Wicks shook his head. “Their IT director is kind of a security freak. He is going to run all sorts of diagnostics on your drive.” Todd paused, unsure if he should say out loud what was obvious. After a moment he blurted out, “He is going to find whatever you put on there.”

“I did not say we put anything on there.”

“No. You did not. But I’m sure you did. I mean… why else would we be doing this?”

“There is nothing on there that any IT director can find.”

“You don’t know this guy, or his company. They are top-notch.”

The Chinese man smiled as he bit into his calzone. “I know Gavin Biery, and I know Hendley Associates.”

Wicks just looked at him for a long moment. Behind them, a group of high school kids entered, talking loudly to one another; a boy put another in a headlock as they stepped up to the counter to order, and the rest of the group laughed.

And Todd Wicks sat in the middle of this normalcy, knowing that his life was not normal at all.

An idea popped into his head. “Let me take the unit and run my own diagnostics on it. If I can’t find anything on it, then I’ll deliver it to Gavin.”

The Chinese man smiled yet again. He was all smiles. “Todd. We are not entering into a negotiation. You will do as you are told, and you will do it when you are told to do it. The product is clean. There is nothing for you to worry about.”

Todd took a bite of his pizza, but he let the food sit in his mouth. He wondered when he would feel like eating again. He realized that he had to trust the Chinese.

“I do this and I am done?”

“You do this and you are done.”

“Okay,” he said, and then he reached down and brought the shopping bag closer to him.

“Excellent. Now just relax. You have nothing to worry about at all. This is just business. We do this sort of thing all the time.”

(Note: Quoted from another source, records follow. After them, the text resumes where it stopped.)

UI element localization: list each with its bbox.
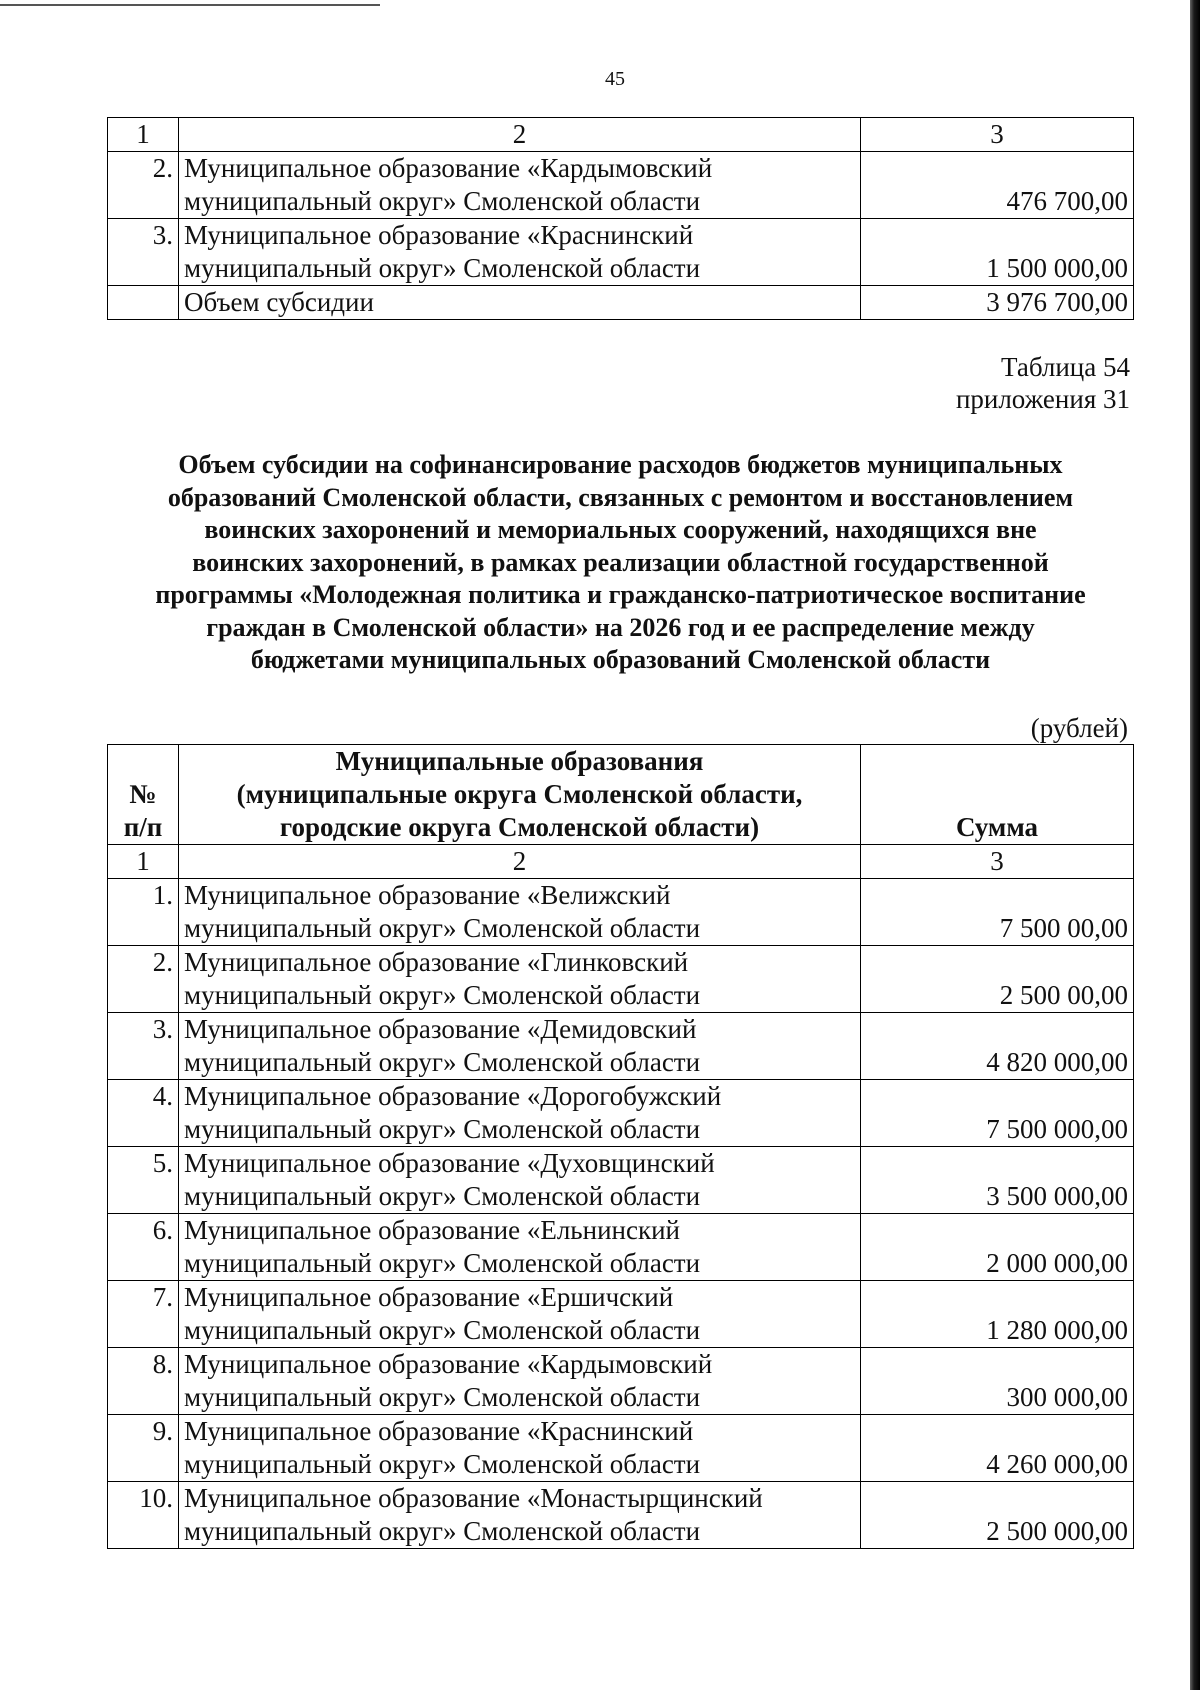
subsidy-amount: 476 700,00: [861, 152, 1134, 219]
municipality-name-line2: муниципальный округ» Смоленской области: [184, 1315, 701, 1345]
subsidy-distribution-table: [107, 744, 1134, 1549]
municipality-name: [179, 1415, 861, 1482]
municipality-name: [179, 1147, 861, 1214]
municipality-name: [179, 1482, 861, 1549]
total-row: [108, 286, 1134, 320]
header-number-line1: №: [129, 779, 157, 809]
subsidy-amount: 3 500 000,00: [861, 1147, 1134, 1214]
municipality-name-line1: Муниципальное образование «Монастырщинский: [184, 1483, 763, 1513]
title-line: воинских захоронений, в рамках реализации областной государственной: [192, 547, 1049, 577]
subsidy-amount: 1 500 000,00: [861, 219, 1134, 286]
scan-edge-shadow: [1190, 0, 1200, 1690]
subsidy-amount: 300 000,00: [861, 1348, 1134, 1415]
column-number-row: [108, 845, 1134, 879]
title-line: бюджетами муниципальных образований Смоленской области: [250, 645, 991, 674]
header-number: [108, 745, 179, 845]
column-number-3: 3: [861, 845, 1134, 879]
municipality-name-line1: Муниципальное образование «Краснинский: [184, 1416, 694, 1446]
row-number: 1.: [108, 879, 179, 946]
municipality-name-line1: Муниципальное образование «Краснинский: [184, 220, 694, 250]
subsidy-amount: 1 280 000,00: [861, 1281, 1134, 1348]
municipality-name-line2: муниципальный округ» Смоленской области: [184, 186, 701, 216]
municipality-name-line1: Муниципальное образование «Ельнинский: [184, 1215, 680, 1245]
table-row: [108, 1214, 1134, 1281]
municipality-name-line2: муниципальный округ» Смоленской области: [184, 253, 701, 283]
municipality-name-line2: муниципальный округ» Смоленской области: [184, 1047, 701, 1077]
municipality-name: [179, 1348, 861, 1415]
table-row: [108, 946, 1134, 1013]
municipality-name: [179, 946, 861, 1013]
total-label: Объем субсидии: [179, 286, 861, 320]
header-municipalities: [179, 745, 861, 845]
continuation-table: [107, 117, 1134, 320]
table-row: [108, 1281, 1134, 1348]
row-number: 3.: [108, 1013, 179, 1080]
municipality-name-line2: муниципальный округ» Смоленской области: [184, 1449, 701, 1479]
total-amount: 3 976 700,00: [861, 286, 1134, 320]
table-caption-number: Таблица 54: [1001, 352, 1130, 382]
table-row: [108, 1147, 1134, 1214]
municipality-name-line1: Муниципальное образование «Духовщинский: [184, 1148, 715, 1178]
table-header-row: [108, 745, 1134, 845]
municipality-name-line2: муниципальный округ» Смоленской области: [184, 1516, 701, 1546]
municipality-name: [179, 219, 861, 286]
subsidy-amount: 4 260 000,00: [861, 1415, 1134, 1482]
table-row: [108, 152, 1134, 219]
title-line: воинских захоронений и мемориальных сооружений, находящихся вне: [204, 515, 1037, 544]
row-number: 3.: [108, 219, 179, 286]
table-row: [108, 1415, 1134, 1482]
municipality-name-line2: муниципальный округ» Смоленской области: [184, 913, 701, 943]
title-line: образований Смоленской области, связанных с ремонтом и восстановлением: [167, 482, 1074, 512]
header-sum: Сумма: [861, 745, 1134, 845]
column-number-2: 2: [179, 845, 861, 879]
municipality-name: [179, 879, 861, 946]
subsidy-amount: 2 500 00,00: [861, 946, 1134, 1013]
table-row: [108, 879, 1134, 946]
row-number: 8.: [108, 1348, 179, 1415]
subsidy-amount: 2 500 000,00: [861, 1482, 1134, 1549]
municipality-name-line1: Муниципальное образование «Глинковский: [184, 947, 689, 977]
column-number-1: 1: [108, 845, 179, 879]
row-number: 5.: [108, 1147, 179, 1214]
municipality-name: [179, 1013, 861, 1080]
column-number-2: 2: [179, 118, 861, 152]
municipality-name-line2: муниципальный округ» Смоленской области: [184, 1382, 701, 1412]
municipality-name-line2: муниципальный округ» Смоленской области: [184, 1248, 701, 1278]
title-line: программы «Молодежная политика и гражданско-патриотическое воспитание: [155, 580, 1086, 609]
row-number: 6.: [108, 1214, 179, 1281]
document-title: [107, 449, 1134, 677]
subsidy-amount: 7 500 000,00: [861, 1080, 1134, 1147]
column-number-3: 3: [861, 118, 1134, 152]
total-empty-cell: [108, 286, 179, 320]
header-number-line2: п/п: [123, 812, 163, 842]
currency-unit: (рублей): [1030, 713, 1128, 743]
municipality-name-line1: Муниципальное образование «Велижский: [184, 880, 671, 910]
column-number-row: [108, 118, 1134, 152]
title-line: граждан в Смоленской области» на 2026 год и ее распределение между: [206, 612, 1035, 642]
header-municipalities-line1: Муниципальные образования: [335, 746, 704, 776]
row-number: 7.: [108, 1281, 179, 1348]
municipality-name-line2: муниципальный округ» Смоленской области: [184, 1114, 701, 1144]
municipality-name-line1: Муниципальное образование «Кардымовский: [184, 1349, 713, 1379]
column-number-1: 1: [108, 118, 179, 152]
table-caption-appendix: приложения 31: [955, 384, 1130, 414]
subsidy-amount: 7 500 00,00: [861, 879, 1134, 946]
municipality-name-line1: Муниципальное образование «Ершичский: [184, 1282, 674, 1312]
page-number: 45: [605, 68, 625, 90]
municipality-name-line2: муниципальный округ» Смоленской области: [184, 1181, 701, 1211]
municipality-name-line2: муниципальный округ» Смоленской области: [184, 980, 701, 1010]
subsidy-amount: 4 820 000,00: [861, 1013, 1134, 1080]
municipality-name-line1: Муниципальное образование «Кардымовский: [184, 153, 713, 183]
header-municipalities-line3: городские округа Смоленской области): [279, 812, 760, 842]
subsidy-amount: 2 000 000,00: [861, 1214, 1134, 1281]
row-number: 10.: [108, 1482, 179, 1549]
municipality-name-line1: Муниципальное образование «Дорогобужский: [184, 1081, 722, 1111]
municipality-name: [179, 1214, 861, 1281]
table-caption: [956, 351, 1130, 415]
municipality-name-line1: Муниципальное образование «Демидовский: [184, 1014, 697, 1044]
title-line: Объем субсидии на софинансирование расходов бюджетов муниципальных: [178, 450, 1063, 479]
scan-artifact-line: [0, 4, 380, 6]
table-row: [108, 1348, 1134, 1415]
municipality-name: [179, 152, 861, 219]
header-municipalities-line2: (муниципальные округа Смоленской области,: [236, 779, 803, 809]
table-row: [108, 1080, 1134, 1147]
table-row: [108, 1482, 1134, 1549]
municipality-name: [179, 1281, 861, 1348]
row-number: 2.: [108, 946, 179, 1013]
table-row: [108, 219, 1134, 286]
row-number: 9.: [108, 1415, 179, 1482]
row-number: 2.: [108, 152, 179, 219]
table-row: [108, 1013, 1134, 1080]
row-number: 4.: [108, 1080, 179, 1147]
municipality-name: [179, 1080, 861, 1147]
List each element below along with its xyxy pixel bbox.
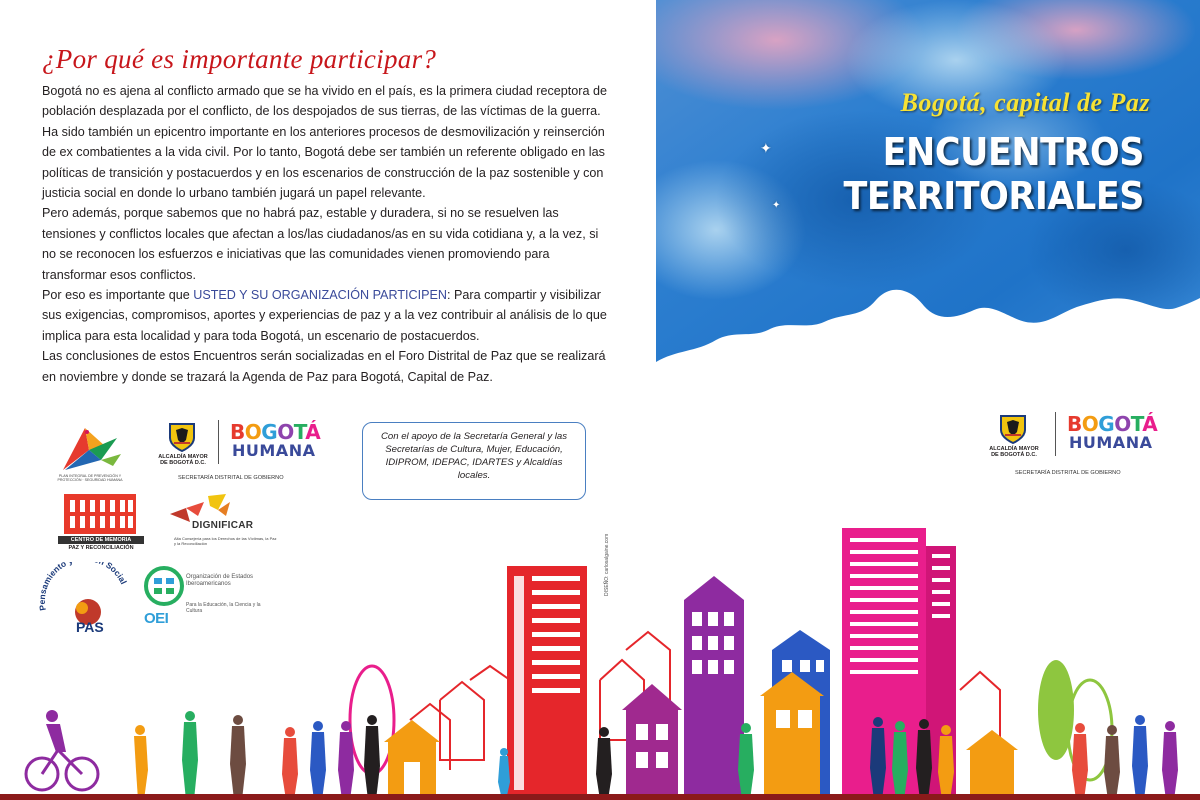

Todd picked up the bag and stood up. “Just this once.”

“I promise.”

Wicks left the restaurant without another word.

THIRTY

Adam Yao had been working all day at his “white side” job as president, director, and sole employee of SinoShield, his one-man intellectual property rights investigation firm. As much as duty called with the CIA, it was also his job to maintain the front company that kept him over here in Hong Kong, kept him in touch with members of the local police and government, and gave him a ready cover for his CIA surveillance activities.

But it was nine p.m. now and, with the twelve-hour difference between Langley and Hong Kong, Adam decided to check in on the “black side” of his duties via his secure e-mail link.

He had not wanted to send the message yesterday afternoon; he knew somewhere in the Asia sector of CIA’s National Clandestine Service there existed a leak.

But he had to send the message.

Yesterday the entire U.S. drone fleet, military, intelligence, Homeland Security, the entire enchilada, had been shut down full stop, because someone had hacked into the network or the satellite signals or both, which was the prevailing opinion in the NSA’s prelim tech reports about the incident Adam had read.